Would many readers of modern literature feel something as Larkin says he did in the empty country church he stopped at if they were to look at the shelf of poetry in my musty basement library, with its dozens of obscure volumes of "formalist" poetry, elegant fiction, and modern classicist or "formalist" criticism of various sorts? It would be a small boon if some did. The closing stanza of "Church Going" holds out the same kind of hope I have, that some will see that there is "serious business" going on in the libraries and offices of us modern classicists. Maybe some will start, someday soon, coming back to "church" with us.

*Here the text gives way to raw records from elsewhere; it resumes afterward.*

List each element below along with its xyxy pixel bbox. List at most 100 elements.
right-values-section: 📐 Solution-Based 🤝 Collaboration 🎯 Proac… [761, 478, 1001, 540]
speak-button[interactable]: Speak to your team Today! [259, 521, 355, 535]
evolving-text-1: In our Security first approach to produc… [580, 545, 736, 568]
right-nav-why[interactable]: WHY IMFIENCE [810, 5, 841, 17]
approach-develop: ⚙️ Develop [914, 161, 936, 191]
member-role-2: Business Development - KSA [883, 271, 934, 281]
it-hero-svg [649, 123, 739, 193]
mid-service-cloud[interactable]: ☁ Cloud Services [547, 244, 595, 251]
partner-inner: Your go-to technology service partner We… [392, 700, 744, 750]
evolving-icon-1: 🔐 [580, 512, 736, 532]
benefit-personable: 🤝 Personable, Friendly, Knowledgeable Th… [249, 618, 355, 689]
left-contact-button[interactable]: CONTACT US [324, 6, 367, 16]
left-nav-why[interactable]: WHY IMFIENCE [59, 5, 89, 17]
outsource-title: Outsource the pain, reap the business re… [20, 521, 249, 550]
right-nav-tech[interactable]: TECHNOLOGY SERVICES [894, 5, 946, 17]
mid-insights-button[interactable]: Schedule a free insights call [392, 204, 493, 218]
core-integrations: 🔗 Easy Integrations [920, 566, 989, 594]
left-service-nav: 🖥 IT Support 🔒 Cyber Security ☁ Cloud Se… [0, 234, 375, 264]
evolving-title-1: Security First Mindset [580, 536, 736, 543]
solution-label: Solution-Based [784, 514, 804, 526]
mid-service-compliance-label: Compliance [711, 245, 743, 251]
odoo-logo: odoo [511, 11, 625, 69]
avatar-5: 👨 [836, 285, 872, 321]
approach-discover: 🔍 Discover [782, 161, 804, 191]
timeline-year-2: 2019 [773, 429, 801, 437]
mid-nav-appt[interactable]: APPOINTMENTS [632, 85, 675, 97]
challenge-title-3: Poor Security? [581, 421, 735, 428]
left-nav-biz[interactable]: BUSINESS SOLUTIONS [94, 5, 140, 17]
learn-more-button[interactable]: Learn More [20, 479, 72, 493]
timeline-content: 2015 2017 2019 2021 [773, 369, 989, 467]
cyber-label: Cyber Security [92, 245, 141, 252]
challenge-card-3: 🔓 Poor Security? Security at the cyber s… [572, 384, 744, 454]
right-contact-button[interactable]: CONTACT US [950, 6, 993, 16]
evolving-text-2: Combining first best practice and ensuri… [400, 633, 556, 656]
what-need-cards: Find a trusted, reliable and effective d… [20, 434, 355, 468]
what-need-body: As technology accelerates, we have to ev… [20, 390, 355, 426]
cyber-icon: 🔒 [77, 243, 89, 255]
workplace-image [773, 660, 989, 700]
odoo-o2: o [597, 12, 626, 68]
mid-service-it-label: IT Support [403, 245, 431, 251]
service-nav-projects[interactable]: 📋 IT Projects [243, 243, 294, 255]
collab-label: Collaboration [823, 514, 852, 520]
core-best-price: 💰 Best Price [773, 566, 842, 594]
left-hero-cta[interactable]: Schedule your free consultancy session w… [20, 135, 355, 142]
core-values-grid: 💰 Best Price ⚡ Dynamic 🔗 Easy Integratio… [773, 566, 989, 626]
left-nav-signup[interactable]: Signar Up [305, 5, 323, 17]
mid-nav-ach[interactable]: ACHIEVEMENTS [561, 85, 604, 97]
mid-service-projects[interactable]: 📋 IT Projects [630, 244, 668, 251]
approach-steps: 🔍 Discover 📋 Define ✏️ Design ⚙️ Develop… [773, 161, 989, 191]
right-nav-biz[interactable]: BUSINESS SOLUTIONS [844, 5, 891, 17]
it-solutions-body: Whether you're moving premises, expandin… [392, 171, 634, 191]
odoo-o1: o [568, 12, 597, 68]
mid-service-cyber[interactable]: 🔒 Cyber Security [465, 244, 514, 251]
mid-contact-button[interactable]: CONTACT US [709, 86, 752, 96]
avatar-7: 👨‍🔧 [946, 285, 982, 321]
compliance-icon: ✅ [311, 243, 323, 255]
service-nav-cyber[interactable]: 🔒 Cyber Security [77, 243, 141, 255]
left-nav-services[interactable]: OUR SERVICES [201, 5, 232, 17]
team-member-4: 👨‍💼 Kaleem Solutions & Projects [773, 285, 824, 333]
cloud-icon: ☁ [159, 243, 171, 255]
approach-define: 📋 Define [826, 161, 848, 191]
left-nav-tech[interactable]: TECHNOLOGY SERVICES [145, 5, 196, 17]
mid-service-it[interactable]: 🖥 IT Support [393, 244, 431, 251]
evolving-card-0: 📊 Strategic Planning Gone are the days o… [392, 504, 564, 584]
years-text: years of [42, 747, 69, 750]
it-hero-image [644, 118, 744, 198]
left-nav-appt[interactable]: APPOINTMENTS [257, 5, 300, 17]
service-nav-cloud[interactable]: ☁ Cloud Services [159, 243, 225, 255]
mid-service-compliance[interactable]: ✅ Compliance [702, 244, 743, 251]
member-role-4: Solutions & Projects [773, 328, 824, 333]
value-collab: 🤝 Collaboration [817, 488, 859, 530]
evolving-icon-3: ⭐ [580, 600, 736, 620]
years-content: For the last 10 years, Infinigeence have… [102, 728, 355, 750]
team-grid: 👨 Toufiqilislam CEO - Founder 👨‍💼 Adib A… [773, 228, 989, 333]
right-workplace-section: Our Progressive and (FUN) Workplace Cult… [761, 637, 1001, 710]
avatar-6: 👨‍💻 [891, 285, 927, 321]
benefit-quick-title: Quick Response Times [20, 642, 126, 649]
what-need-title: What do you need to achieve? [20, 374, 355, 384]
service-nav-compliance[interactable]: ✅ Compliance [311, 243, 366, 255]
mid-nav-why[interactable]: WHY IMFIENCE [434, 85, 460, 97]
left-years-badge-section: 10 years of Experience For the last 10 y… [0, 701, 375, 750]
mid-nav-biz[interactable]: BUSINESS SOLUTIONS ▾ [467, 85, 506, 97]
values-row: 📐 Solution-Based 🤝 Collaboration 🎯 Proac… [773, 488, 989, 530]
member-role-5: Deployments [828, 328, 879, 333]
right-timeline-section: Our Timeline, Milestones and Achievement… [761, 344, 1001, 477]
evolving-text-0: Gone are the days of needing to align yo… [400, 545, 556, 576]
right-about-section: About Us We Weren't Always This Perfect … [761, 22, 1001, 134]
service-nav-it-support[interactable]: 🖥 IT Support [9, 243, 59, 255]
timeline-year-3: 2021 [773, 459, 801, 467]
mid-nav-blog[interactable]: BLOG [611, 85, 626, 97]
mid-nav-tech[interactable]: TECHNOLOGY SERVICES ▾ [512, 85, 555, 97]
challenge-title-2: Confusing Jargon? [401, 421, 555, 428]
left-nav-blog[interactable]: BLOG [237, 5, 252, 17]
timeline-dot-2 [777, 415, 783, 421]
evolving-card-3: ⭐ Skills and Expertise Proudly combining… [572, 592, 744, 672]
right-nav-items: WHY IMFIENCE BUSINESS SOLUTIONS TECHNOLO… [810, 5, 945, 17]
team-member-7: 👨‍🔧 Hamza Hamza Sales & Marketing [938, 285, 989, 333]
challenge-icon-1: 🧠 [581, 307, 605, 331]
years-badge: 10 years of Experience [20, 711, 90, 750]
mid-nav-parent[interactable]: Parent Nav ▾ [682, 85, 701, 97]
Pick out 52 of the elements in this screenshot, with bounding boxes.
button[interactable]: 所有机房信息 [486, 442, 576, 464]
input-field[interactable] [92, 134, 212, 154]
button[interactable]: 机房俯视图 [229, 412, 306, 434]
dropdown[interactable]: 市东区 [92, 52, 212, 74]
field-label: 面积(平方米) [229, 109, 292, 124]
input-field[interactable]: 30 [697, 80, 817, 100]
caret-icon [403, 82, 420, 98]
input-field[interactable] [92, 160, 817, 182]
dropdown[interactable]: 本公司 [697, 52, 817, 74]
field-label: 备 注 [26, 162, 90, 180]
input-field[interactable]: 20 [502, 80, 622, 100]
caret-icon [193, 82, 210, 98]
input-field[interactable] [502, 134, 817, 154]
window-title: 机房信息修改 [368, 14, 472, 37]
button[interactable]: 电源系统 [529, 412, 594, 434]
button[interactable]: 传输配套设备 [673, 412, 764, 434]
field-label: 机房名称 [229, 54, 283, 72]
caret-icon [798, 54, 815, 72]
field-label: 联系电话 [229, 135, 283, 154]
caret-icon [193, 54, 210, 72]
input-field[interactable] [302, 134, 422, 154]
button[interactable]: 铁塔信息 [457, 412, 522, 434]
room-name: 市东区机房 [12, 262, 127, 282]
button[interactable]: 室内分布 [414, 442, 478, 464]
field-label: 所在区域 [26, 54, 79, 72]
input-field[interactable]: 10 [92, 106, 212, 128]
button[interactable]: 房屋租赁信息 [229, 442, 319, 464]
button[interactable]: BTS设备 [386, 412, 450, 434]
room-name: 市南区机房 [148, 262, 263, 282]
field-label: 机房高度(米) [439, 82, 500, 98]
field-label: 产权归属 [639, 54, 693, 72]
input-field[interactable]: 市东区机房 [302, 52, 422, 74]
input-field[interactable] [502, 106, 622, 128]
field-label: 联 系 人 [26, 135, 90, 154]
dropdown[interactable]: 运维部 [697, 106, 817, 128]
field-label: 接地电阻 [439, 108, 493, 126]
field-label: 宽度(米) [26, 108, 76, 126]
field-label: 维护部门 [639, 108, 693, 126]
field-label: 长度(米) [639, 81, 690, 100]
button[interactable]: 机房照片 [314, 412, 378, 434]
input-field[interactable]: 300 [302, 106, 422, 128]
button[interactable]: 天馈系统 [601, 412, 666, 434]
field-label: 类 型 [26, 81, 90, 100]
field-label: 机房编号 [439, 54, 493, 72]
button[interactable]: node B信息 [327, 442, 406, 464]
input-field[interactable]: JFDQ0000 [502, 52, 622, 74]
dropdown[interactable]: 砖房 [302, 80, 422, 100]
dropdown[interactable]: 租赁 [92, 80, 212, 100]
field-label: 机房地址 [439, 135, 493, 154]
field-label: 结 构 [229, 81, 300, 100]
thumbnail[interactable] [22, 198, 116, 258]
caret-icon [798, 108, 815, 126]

On the side issue of the achievement of Larkin's poem, I have strong doubts that Winters would have thought highly of it. I doubt that he would have considered it great -- or even close to great. But we should not be wholly constrained by his judgments, or our guesses at them. We have our own judgments to make. So what do my readers think? Is "Church Going" a great poem, as John Fraser suggests and Alan Shapiro seems to feel? I have my doubts, as well written as it is at points, but it is certainly worth knowing and appreciating, whether we judge it great or not.

By the by, if you find "Church Going" moving or insightful, you might look into two poems in the Winters Canon, as roughly delineated in Winters's 1968 anthology Quest for Reality, on similar or complementary themes to "Church Going": namely Edgar Bowers's "The Virgin Mary" from the 20th century and Thomas Traherne's "On News" from the 18th century. Both these poems, in my judgment, are far greater than Larkin's poem in just about every aspect. The most prominent difference between the two Quest poems and Larkin's might be Larkin's offhand diffidence, his unwillingness to say anything clearly or deeply serious about the "serious business" he seems to believe once went on or possibly could go on again in the empty country churches he liked to stop at. Compare that diffidence to the strong, clear assertions made in Traherne's and Bowers's poems. I must note, as I have before on this blog, that though John Fraser does include Traherne's great poem in his New Book of Verse, he makes a bad error in dismissing Bowers's from his anthology. "The Virgin Mary" is surely one of the greats.

By the by a second time, I note that Fraser has revised the "Critical Preface" to The New Book of Verse. The revision takes no note of my close study of the founding principles of Fraser's anthology published earlier this year on this blog.

The photo is my own of the courtyard of an Episcopal church in downtown Chicago on a snowy night.